Brian: There are many, but I still laugh about this one: We were recording at Blackbird in Nashville with Mark Needham and his assistant. We had just met Mark and it was our first time working with someone that had that kind of a track record. He has worked on so many big albums, and it was a little intimidating. Mark and his assistant were messing with the guitar amp in the tracking room, and Chris and I were in the control room. The guitar was tuned oddly for the song “Monroe Doctrine”. The assistant was trying to play it so Mark could tweak the amp. Not knowing the tuning, and not really being a guitar player, it sounded pretty rough. Chris leaned up to the console and pressed the talk back mic and started saying ridiculous shit like “If that’s your best “Back in Black” you’re never going to get out of Tennessee.” They couldn’t hear him; he didn’t hit the right button, they weren’t wearing headphones and what not, but it was hilarious.
What do you miss most nowadays from the music of past? What are your hopes and fears for the future of?

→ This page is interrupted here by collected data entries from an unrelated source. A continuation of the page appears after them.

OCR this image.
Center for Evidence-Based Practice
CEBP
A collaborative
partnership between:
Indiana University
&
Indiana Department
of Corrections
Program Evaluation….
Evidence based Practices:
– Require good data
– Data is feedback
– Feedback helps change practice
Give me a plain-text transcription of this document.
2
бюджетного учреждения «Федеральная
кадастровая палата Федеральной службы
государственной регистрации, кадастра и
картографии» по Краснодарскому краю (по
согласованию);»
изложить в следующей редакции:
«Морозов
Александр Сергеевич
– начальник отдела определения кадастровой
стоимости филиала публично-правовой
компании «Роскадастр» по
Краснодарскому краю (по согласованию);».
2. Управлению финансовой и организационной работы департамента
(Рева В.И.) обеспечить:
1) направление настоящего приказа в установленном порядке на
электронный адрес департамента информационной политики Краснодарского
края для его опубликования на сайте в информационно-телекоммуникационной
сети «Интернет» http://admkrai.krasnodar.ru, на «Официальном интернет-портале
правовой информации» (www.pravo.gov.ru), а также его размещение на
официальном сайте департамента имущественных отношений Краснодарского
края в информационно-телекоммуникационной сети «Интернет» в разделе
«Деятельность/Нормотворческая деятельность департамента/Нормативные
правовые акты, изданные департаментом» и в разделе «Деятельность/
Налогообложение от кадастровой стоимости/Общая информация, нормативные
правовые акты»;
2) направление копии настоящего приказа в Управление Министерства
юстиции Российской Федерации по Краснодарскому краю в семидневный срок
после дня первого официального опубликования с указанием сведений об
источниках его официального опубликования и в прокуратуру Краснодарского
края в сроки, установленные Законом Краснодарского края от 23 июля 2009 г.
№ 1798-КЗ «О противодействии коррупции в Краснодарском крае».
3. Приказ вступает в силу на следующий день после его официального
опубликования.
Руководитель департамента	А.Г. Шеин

Brian: I miss liner notes. I would pour over those things. I wanted to know where it was recorded, who wrote it, who engineered. Now more than ever I guess that information is available in one form or another, but I liked the physical product experience. I think anyone playing real wooden instruments, guitars, keys horns, drums what have you, has a fear that hearing real playing will be a thing of the past. Maybe not a thing of the past, but just become a novelty. I hope people feed their brains with tones from human hands and appreciate the craft.

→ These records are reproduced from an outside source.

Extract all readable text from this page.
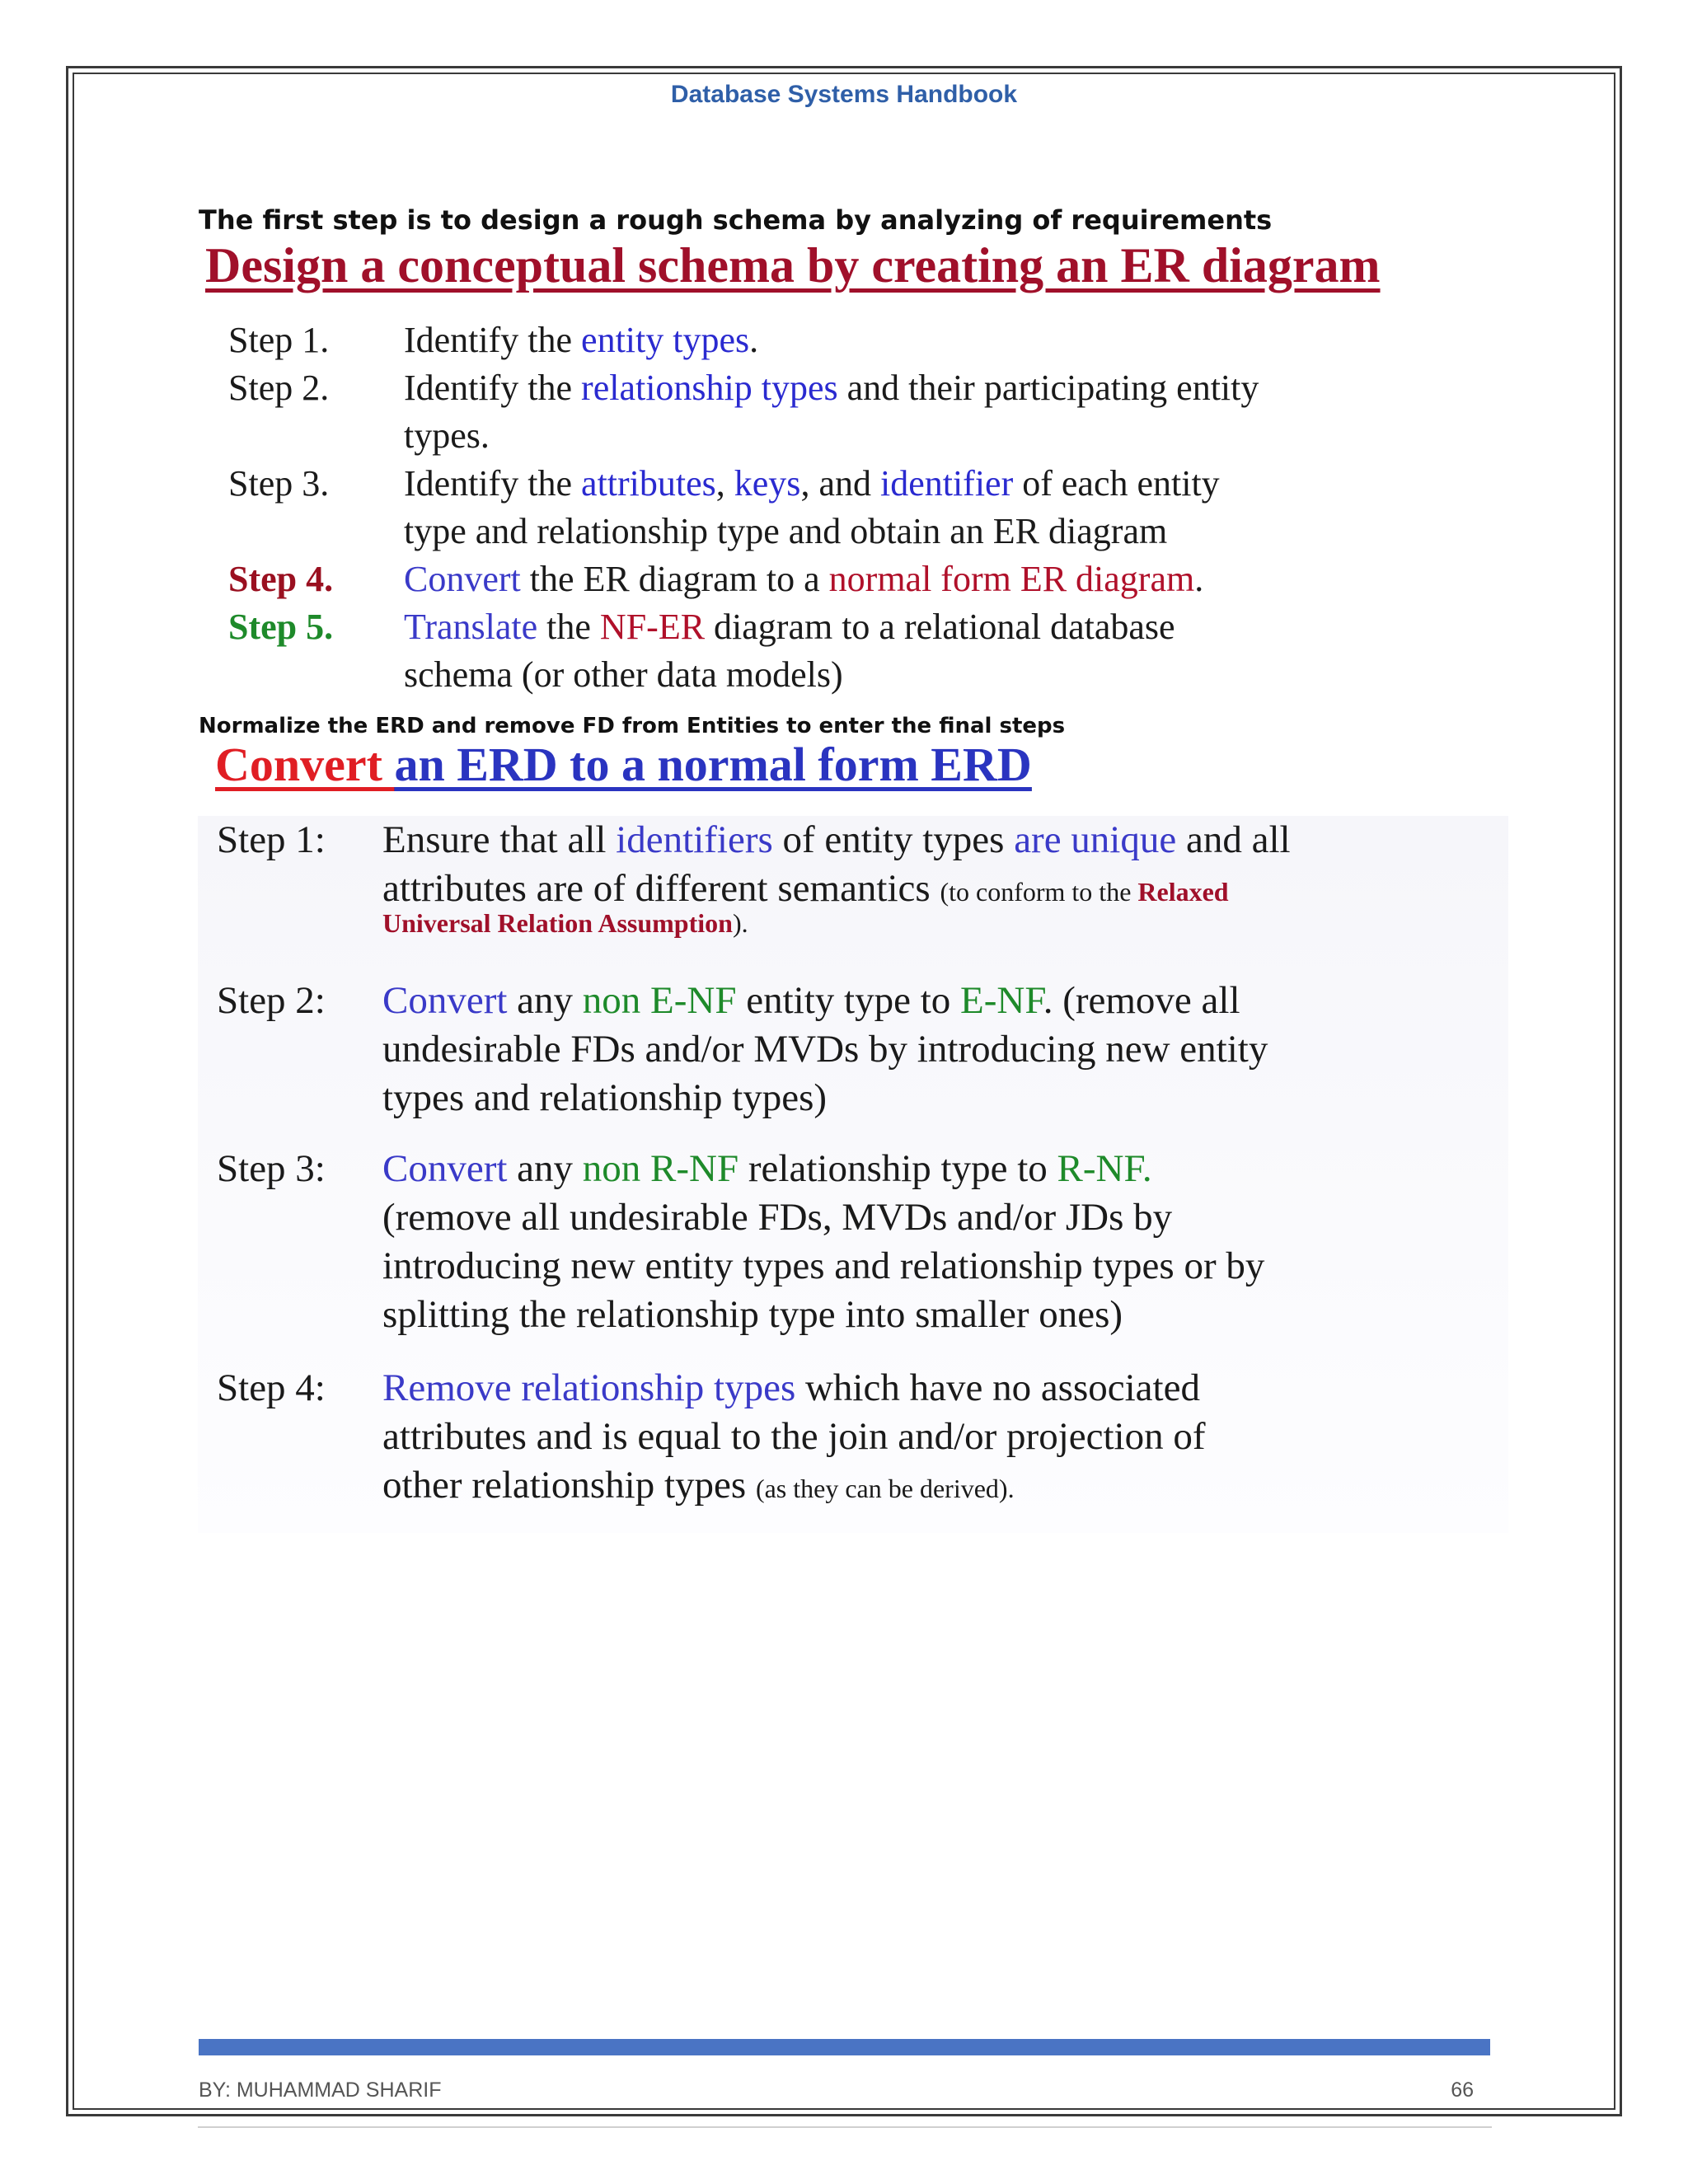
Database Systems Handbook
The first step is to design a rough schema by analyzing of requirements
Design a conceptual schema by creating an ER diagram
Step 1. Identify the entity types.
Step 2. Identify the relationship types and their participating entity
types.
Step 3. Identify the attributes, keys, and identifier of each entity
type and relationship type and obtain an ER diagram
Step 4. Convert the ER diagram to a normal form ER diagram.
Step 5. Translate the NF-ER diagram to a relational database
schema (or other data models)
Normalize the ERD and remove FD from Entities to enter the final steps
Convert an ERD to a normal form ERD
Step 1: Ensure that all identifiers of entity types are unique and all
attributes are of different semantics (to conform to the Relaxed
Universal Relation Assumption).
Step 2: Convert any non E-NF entity type to E-NF. (remove all
undesirable FDs and/or MVDs by introducing new entity
types and relationship types)
Step 3: Convert any non R-NF relationship type to R-NF.
(remove all undesirable FDs, MVDs and/or JDs by
introducing new entity types and relationship types or by
splitting the relationship type into smaller ones)
Step 4: Remove relationship types which have no associated
attributes and is equal to the join and/or projection of
other relationship types (as they can be derived).
BY: MUHAMMAD SHARIF	66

"I would have liked to have been a fly on the wall for the Live at Fillmore East recordings by The Allman Brothers Band in 1971. The chance to see Tom Dowd, Bill Graham, and the best southern rock band of all time all in their element would have been special, I’d imagine." (Photo: Brian Mullin, Memphis TN)
If you could change one thing in the musical world and it would become a reality, what would that be?
Brian: I think I’d like to remove whatever it is that makes an artist suffer. That angst, discomfort, depression, self-destructiveness thing. I believe that nebulous black cloud of whatever feeds the the art. I understand that is most likely the catalyst for some. It would be great if we could have the product of that without the collateral damage. I’d love to hear what Jeff Buckley would be doing. I’d love to hear what John Bonham would have done ten years later. Another twenty years of Charlie Parker’s contributions to music would be fine with me.
What is the impact of Blues n' Rock music and culture to the racial, political, and socio-cultural implications?
Brian: I hope music is a release from those exact things that divide us. All music. I want to get as far away from that division as I can, personally. Many acts I love have had political statements, lyrics, causes, platforms and so on. That doesn’t have anything to do with what I love about their art, whether I agree with them or not.
Let’s take a trip with a time machine, so where and why would you really want to go for a whole day?
Brian: I would have liked to have been a fly on the wall for the Live at Fillmore East recordings by The Allman Brothers Band in 1971. The chance to see Tom Dowd, Bill Graham, and the best southern rock band of all time all in their element would have been special, I’d imagine.